I Do All The Time
An Explanation of why losing followers might get you more business, or valuable contacts:
Here is the deal, everyone is not going to like you, even people who liked one thing you said or wrote and followed/liked you in social media. So don’t pussy foot around trying to make everyone happy. You will still lose followers and they may be the ones that most relate to the real you.
So I make a video series that is focused on chronicling life with my friends and family, it is the Spirocks TV you see on the upper right. Viewers mostly consist of people in my day to day life that make appearances in the videos… but occasionally I get comments and messages telling me I am inappropriate.
The reasons I make the videos are for fun, posterity, and to show my clients how far you can go sharing parts of your personal life with potential customers without bad things happening.
Now what if I made these and pre-scripted them? Or edited out funny shit? Or perhaps I simply wouldn’t say things that have sexual overtones, swears, may offend some group somewhere, or in general just wasn’t myself.
It would be two things:
- Lame
- A failure
Not exactly the result I am looking for now is it? Recently I posted a video from a family get together where all the 20-30 year olds sat together and joked around. Somehow we started talking about a comedy skit we wanted to make called ‘Happy Ending Hospice‘ and it was caught on camera. While editing I didn’t even flinch from using it because, it is funny, and was a real not-canned conversation that I wanted to be able to laugh at with my family.
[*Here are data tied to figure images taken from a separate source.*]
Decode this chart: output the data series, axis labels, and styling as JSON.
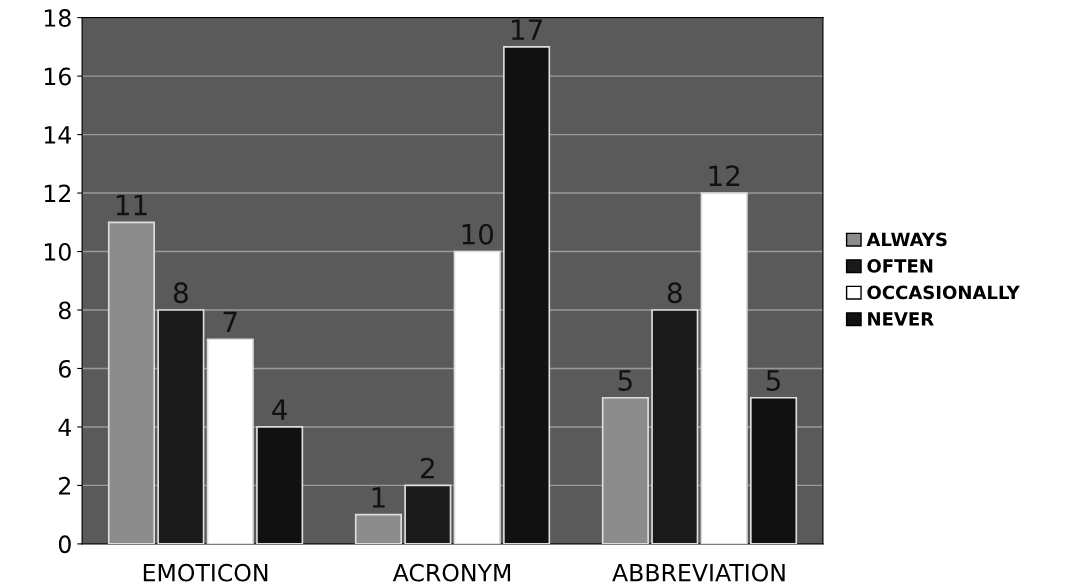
{
  "chart_data": {
    "type": "bar",
    "categories": [
      "EMOTICON",
      "ACRONYM",
      "ABBREVIATION"
    ],
    "series": [
      {
        "name": "ALWAYS",
        "color": "#8c8c8c",
        "values": [
          11,
          1,
          5
        ]
      },
      {
        "name": "OFTEN",
        "color": "#1a1a1a",
        "values": [
          8,
          2,
          8
        ]
      },
      {
        "name": "OCCASIONALLY",
        "color": "#ffffff",
        "values": [
          7,
          10,
          12
        ]
      },
      {
        "name": "NEVER",
        "color": "#111111",
        "values": [
          4,
          17,
          5
        ]
      }
    ],
    "ylim": [
      0,
      18
    ],
    "yticks": [
      0,
      2,
      4,
      6,
      8,
      10,
      12,
      14,
      16,
      18
    ],
    "grid": "y",
    "legend": "right",
    "data_labels": true
  }
}
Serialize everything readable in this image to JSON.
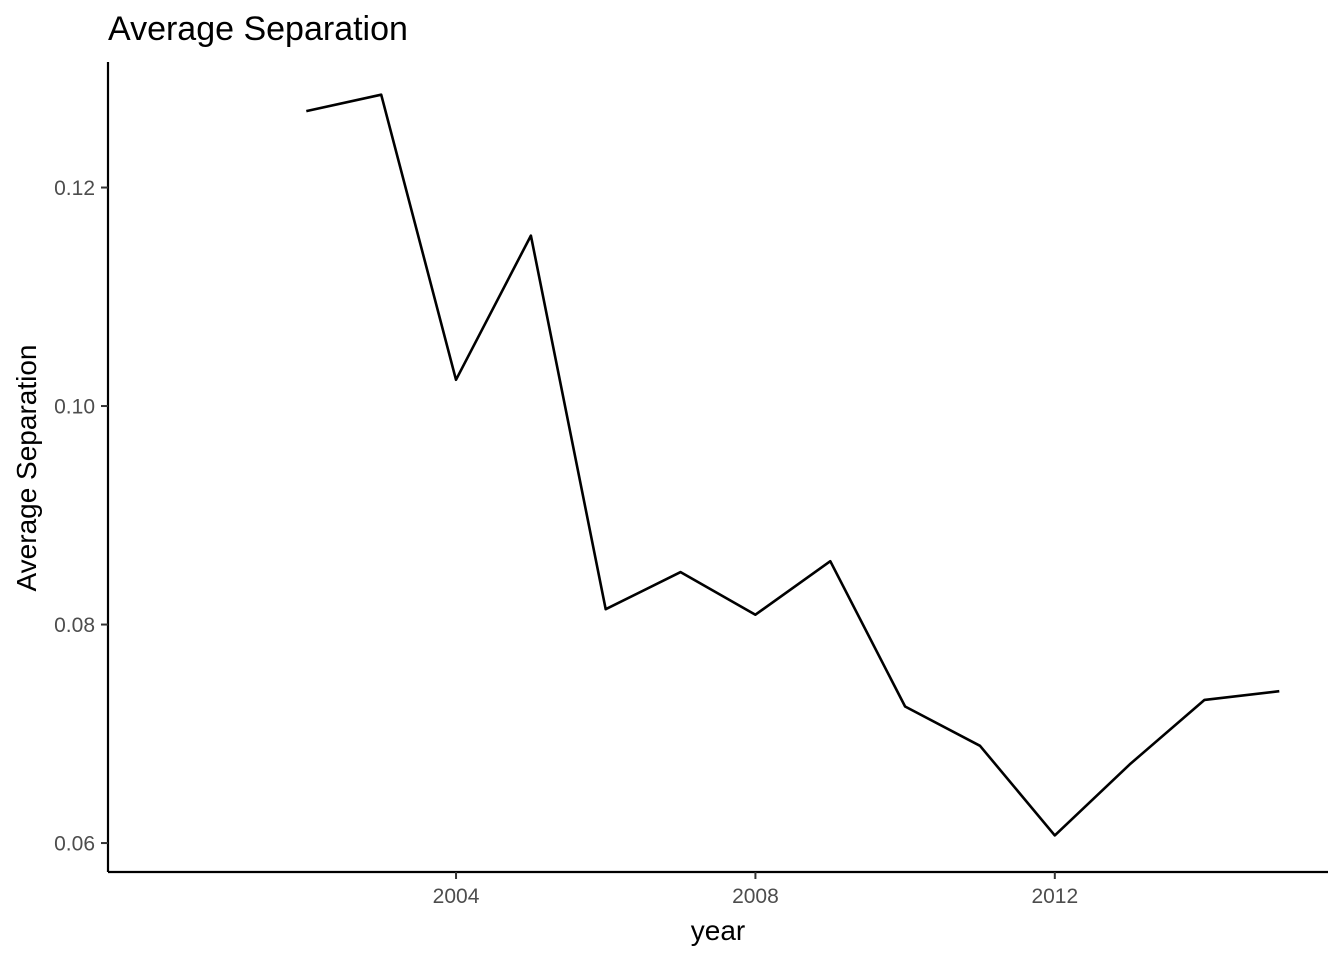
{
  "chart_data": {
    "type": "line",
    "title": "Average Separation",
    "xlabel": "year",
    "ylabel": "Average Separation",
    "x": [
      2002,
      2003,
      2004,
      2005,
      2006,
      2007,
      2008,
      2009,
      2010,
      2011,
      2012,
      2013,
      2014,
      2015
    ],
    "series": [
      {
        "values": [
          0.127,
          0.1285,
          0.1024,
          0.1156,
          0.0814,
          0.0848,
          0.0809,
          0.0858,
          0.0725,
          0.0689,
          0.0607,
          0.0672,
          0.0731,
          0.0739
        ]
      }
    ],
    "xlim": [
      1999.35,
      2015.65
    ],
    "ylim": [
      0.05735,
      0.13149
    ],
    "xticks": [
      2004,
      2008,
      2012
    ],
    "xtick_labels": [
      "2004",
      "2008",
      "2012"
    ],
    "yticks": [
      0.06,
      0.08,
      0.1,
      0.12
    ],
    "ytick_labels": [
      "0.06",
      "0.08",
      "0.10",
      "0.12"
    ],
    "grid": false,
    "legend": "none",
    "line_color": "#000000"
  }
}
I did realize that the sexual overtones would be too much for somebody out there. I don’t worry about those people, at all. In fact chance are that if I tried to do business or hang out with someone who couldn’t laugh at a sexual innuendo I would want to leave without saying goodbye and or slap them out of their stuppor.
One of my clients (see a recent video for him here) who I talk to about the benefit of being yourself and at the same time knowing the line not to cross saw the title and jokingly tweeted me: “I’m remembering this headline when my next 10 tweet ideas are rejected as inappropriate.” That got me thinking.
What is the difference between sharing the real you and sharing something inappropriate?
Like Supreme Court Justice Potter Stewart said in his statement for the court’s obscenity case of Jacobellis v. Ohio (1964). He wrote that “hard-core pornography” was hard to define, but that “I know it when I see it.”
A good thing to consider if you you are worried you are possibly crossing the line is to ask yourself: Am I expressing myself in a way that is just revealing who I am, or am I expressing myself in a way that is condescending to other people?
Not Everyone Has the Same Style
If you are just expressing your style, go for it, because while I may not relate to the gentleman in the picture above, a lot of people will. That is how it works, you don’t get to be perfect and loved by everyone. Sorry not happening.
So if you have been tip toeing around, maybe it is time to break out, be yourself, and gain the traction with the people who could relate to you. Those are the people that you need to have identify with you, seek you out, follow your writing, and become your customers/partners.
Find that sweet spot, its easy because it is you.